I sat down with Emily “Em” Ramser, on behalf of The Salemite to discuss the release of her upcoming book, “I Forgot How to Write When They Diagnosed Me”, which will be published by Weasel Press in February 2015. We talked about writing preferences, alien dolphins, and loss of nerve sensation.
SALEMITE: What is the story behind the title for your latest book, “I Forgot How to Write When They Diagnosed Me”?

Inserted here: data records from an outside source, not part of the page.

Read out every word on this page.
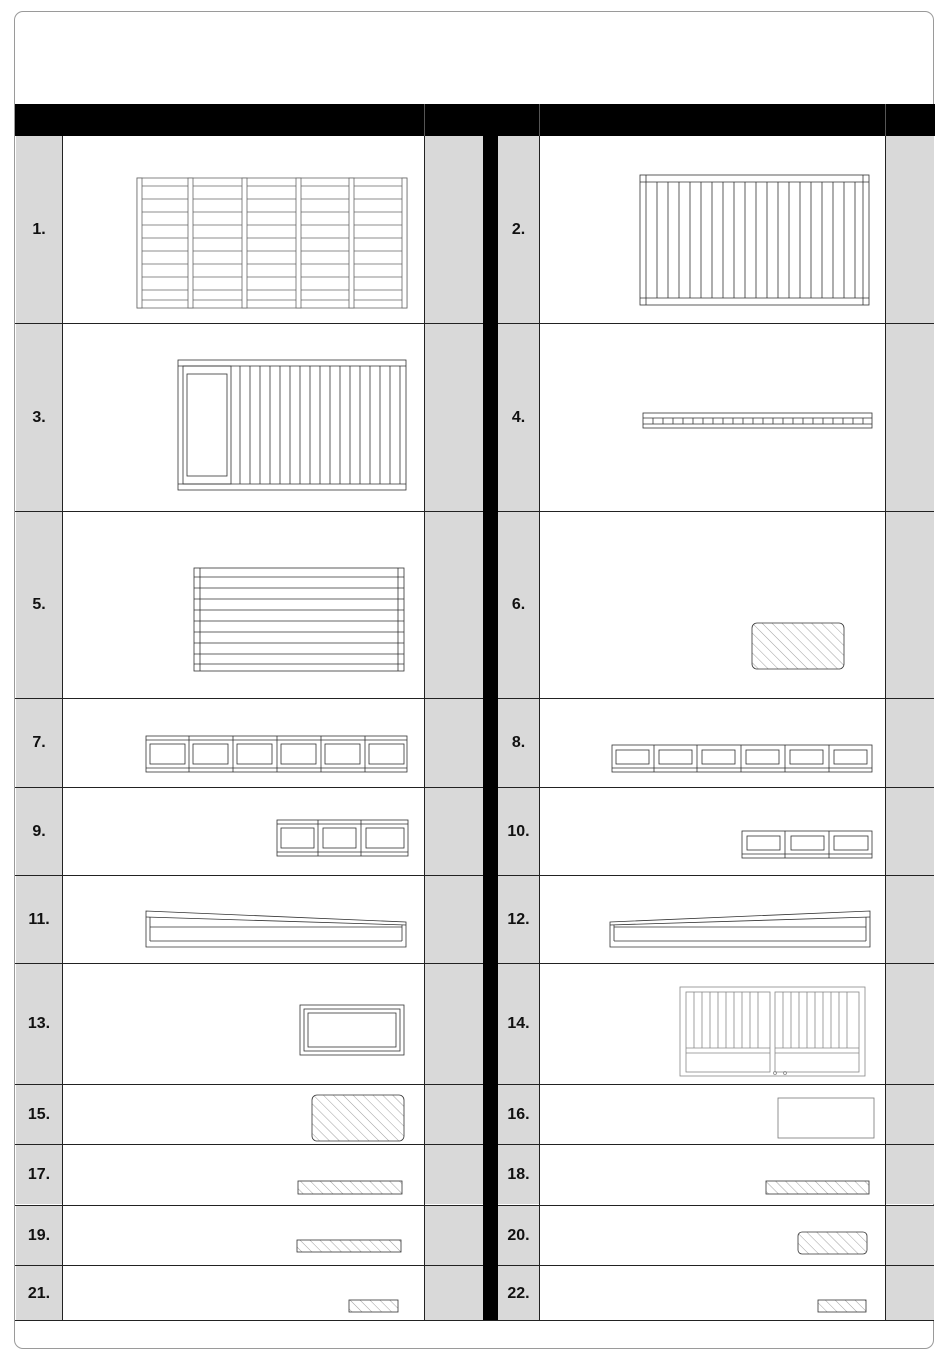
1.	2.
3.	4.
5.	6.
7.	8.
9.	10.
11.	12.
13.	14.
15.	16.
17.	18.
19.	20.
21.	22.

RAMSER: The title comes from my own medical history. In the Spring of 2014, I was diagnosed with Small Fiber Neuropathy, which is basically, the way I describe it, is that your body falls asleep and you can’t wake it up and it just hurts all the time. It’s [usually] in your hands, your feet, your legs. It’s like caterpillars crawling across your skin. More recently, this past Fall, the Neurologists were unsure if I actually had Small Fiber Neuropathy or not. They thought it could be rather that my body attacks itself when it gets stressed out, which is helpful when you’re a college student. So this body of work came from that idea of being in pain constantly.
SALEMITE: How would you describe your writing style? I’ve read your first book, “Toast”, and the titles and the writing are very different from what you’ve done in your second book.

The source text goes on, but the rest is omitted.